W3C home > Mailing lists > Public > www-tag@w3.org > November 2002

Re: Determining what a URI identifies

From: Jonathan Borden <jonathan@openhealth.org>
Date: Mon, 4 Nov 2002 23:20:04 -0500
Message-ID: <009a01c28482$9e4349a0$7c674544@ne.mediaone.net>
To: "Tim Berners-Lee" <timbl@w3.org>, "Mark Baker" <distobj@acm.org>, <www-tag@w3.org>
Cc: "Larry Masinter" <lmm@acm.org>

Tim Berners-Lee wrote:
> http://www.w3.org/Consortium  identifies a web page.
> The web page is about the consortium.

Certainly if you say so...

> > and
> > indeed a handful[1] of people use it this way.  But the vast majority[2]
> > use "http://www.w3.org" for that purpose, and no information returned
> > from a GET on the latter suggests that it isn't, so that isn't likely to
> > change unless the W3C takes action.
> Firstly you are confusing the identification of a document and the
> identfication of the
> subject of the document.  Secondly, you seem to thing that there should
> one
> "real" identifier for W3C or for a page about W3C., neither is which are
> true.
> The meaning of a URI is determined by the URI spec, as Larry says.
> That spec says you look in the IANA registry to find the spec for the
> scheme.
> The HTTP spec gives the authority through DNS to the domain owner.
> So the ownership model is true for HTTP web pages
> but only because the URI spec points indirectly to the HTTP spec.

The meaning of an HTTP URI per RFC 2616

3.2.2 http URL
The "http" scheme is used to locate network resources via the HTTP protocol.
This section defines the scheme-specific syntax and semantics for http URLs.

http_URL = "http:" "//" host [ ":" port ] [ abs_path [ "?" query ]]

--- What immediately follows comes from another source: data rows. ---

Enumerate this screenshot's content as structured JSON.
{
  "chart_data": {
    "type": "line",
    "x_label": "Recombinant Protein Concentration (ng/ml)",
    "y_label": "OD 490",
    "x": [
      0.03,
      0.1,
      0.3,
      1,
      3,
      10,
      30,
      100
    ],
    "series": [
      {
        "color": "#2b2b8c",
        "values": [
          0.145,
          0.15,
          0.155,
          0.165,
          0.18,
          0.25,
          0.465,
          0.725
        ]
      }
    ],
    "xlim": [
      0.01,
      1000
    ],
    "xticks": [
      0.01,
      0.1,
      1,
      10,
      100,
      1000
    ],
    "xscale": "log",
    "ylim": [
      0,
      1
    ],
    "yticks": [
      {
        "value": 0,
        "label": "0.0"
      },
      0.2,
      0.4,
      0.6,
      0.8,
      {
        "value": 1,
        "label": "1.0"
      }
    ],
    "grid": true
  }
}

If the port is empty or not given, port 80 is assumed. The semantics are
that the identified resource is located at the server listening for TCP
connections on that port of that host, and the Request-URI for the resource
is abs_path (section 5.1.2).

Now it seems to say that HTTP URLs are used to locate "network resources"
... and that the identified resources is located at the server. If this is
intended to say that HTTP URLs are intended to exclusively identify
_documents_ this is an obfuscated way to say that. It doesn't plainly say
that HTTP URLs are intended to locate documents on the network.

A "network resource" would be *any* RFC 2396 resource which presents an
representation via the network -- that is alot closer to what Roy seems to
be saying about what an HTTP URI might identify. Nothing in RFC 2616 seems
to restrict the range of HTTP URIs to identify documents (certainly the
representations are documents).

> So when RDF talks about  <#joe> as having
> a contact:mailbox of  <mailto:joe@example.com>
> an RDF processor which is aware of the URI spec
> and the spec of mailto:  knows that the object
> is an email mailbox according to the email specs.
> (((This of course drives the RDF logicians crazy as there
> is no model theory of the email specs.  More generally,
> logicians are used to defining a self-consistent
> system in a vacuum and life in the big city^H^H^H^Hweb
> can be relatively frightening.)))

I don't think the problem is a lack of model theory in specific, rather
language which does not _plainly_ support your assertion that HTTP URIs
necessarily identify resources which are documents.